I don't know what to tell you. When families authorize any intervention to 'save' their loved one and also the MD's who play God, without getting into it too much, sometimes there are ways around it. And speaking of informed consent, I had to readmit one pt. who returned with an ng tube who had acutely deteriorated in the hospital. She had developed severe dysphagia but was also gagging on the feeding via the ngt because it was not securely placed in her stomach. Anyway, it came out...the family and MD ordered me to put it back in. Knowing this was only a short term solution, I informed the parties I was unable to; that the tube kept on coming out her mouth. The doctor then ordered ME to discuss the option of a g-tube or if they declined, comfort measures. I don't know if this was even legal. After I discussed in depth their options, they then spoke with the MD who only said I was correct in everything I had told them. This 98 y.o. woman ended up getting a g-tube who had a primary dx of depression & anxiety, who also was begging for God to take her. But since she wasn't deemed competent, it was her nephew who acted as the guardian. Many times I tactfully pointed out to the nephew to distinguish between life and mere existence. The doctor, however, authorized 'pleasure foods as tolerated' which she ended up aspirating and dying a most invasive and tormented death. That whole scenario almost led me to leave nursing. Many times I think it is nurses who should continue with their education and become doctors. I shouldn't even be responding to this topic right now. There's one doctor, as we speak, that I would like to personally castrate right now, which leads me to a new topic. Bunky, be alerted for I would like your input.

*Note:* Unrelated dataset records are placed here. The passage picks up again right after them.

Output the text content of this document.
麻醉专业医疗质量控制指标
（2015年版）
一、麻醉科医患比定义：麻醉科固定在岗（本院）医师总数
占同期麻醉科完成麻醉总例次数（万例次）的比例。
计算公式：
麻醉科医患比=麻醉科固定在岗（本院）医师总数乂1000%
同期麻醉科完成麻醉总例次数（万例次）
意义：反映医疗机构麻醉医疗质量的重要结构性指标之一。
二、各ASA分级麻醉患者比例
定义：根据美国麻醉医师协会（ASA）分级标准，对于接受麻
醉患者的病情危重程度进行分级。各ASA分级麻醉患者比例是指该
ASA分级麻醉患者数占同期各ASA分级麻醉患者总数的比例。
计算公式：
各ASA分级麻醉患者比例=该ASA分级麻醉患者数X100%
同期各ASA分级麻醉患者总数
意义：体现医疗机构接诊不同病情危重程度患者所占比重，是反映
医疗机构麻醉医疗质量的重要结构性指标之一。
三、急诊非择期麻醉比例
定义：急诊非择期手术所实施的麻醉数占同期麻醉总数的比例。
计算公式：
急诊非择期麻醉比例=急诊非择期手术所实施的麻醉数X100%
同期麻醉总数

I think the topic "Death with Dignity" includes pain control for the dying. Nothing makes me more upset is when MD's done want to order pain meds except Tylenol because "the pt may become addicted". HELLO, the pt is dying and is on comfort care!!!! I actually begged on MD for a MSO4 order for my dying pt. She was on comfort care and only had a few days. I had her as a pt everyday she was on our floor. She couldn't eat, speak or move, but could blink answers. She told me she was in pain, but the MD only would give me Tylenol po. I begged him that she couldn't take it and the MSO4 might help her breathe and make her comfortable. And, maybe make her way out of this world alittle easier. Still no. The third day I couldn't take it anymore!! I screamed at him in the hall and told him he wouldn't do this to his mother, why do it to this poor lady. He just walked away with no answer. She died in pain. And, the way I see it, without dignity!! But, then again this is the same MD who screamed at us for calling a code on a lady who had no pulse or resp. He stated that we jumped the gun and didn't know what we were doing. Oh, I am sorry that we brought her back before you got there, but I don't ever want you touching me if you think no pulse or resp does not call for a code!!!!!! What a jerk. So, basically my point is the MD can make or break the chance of dying with dignity. Nurses can only scream and yell for the pt so much.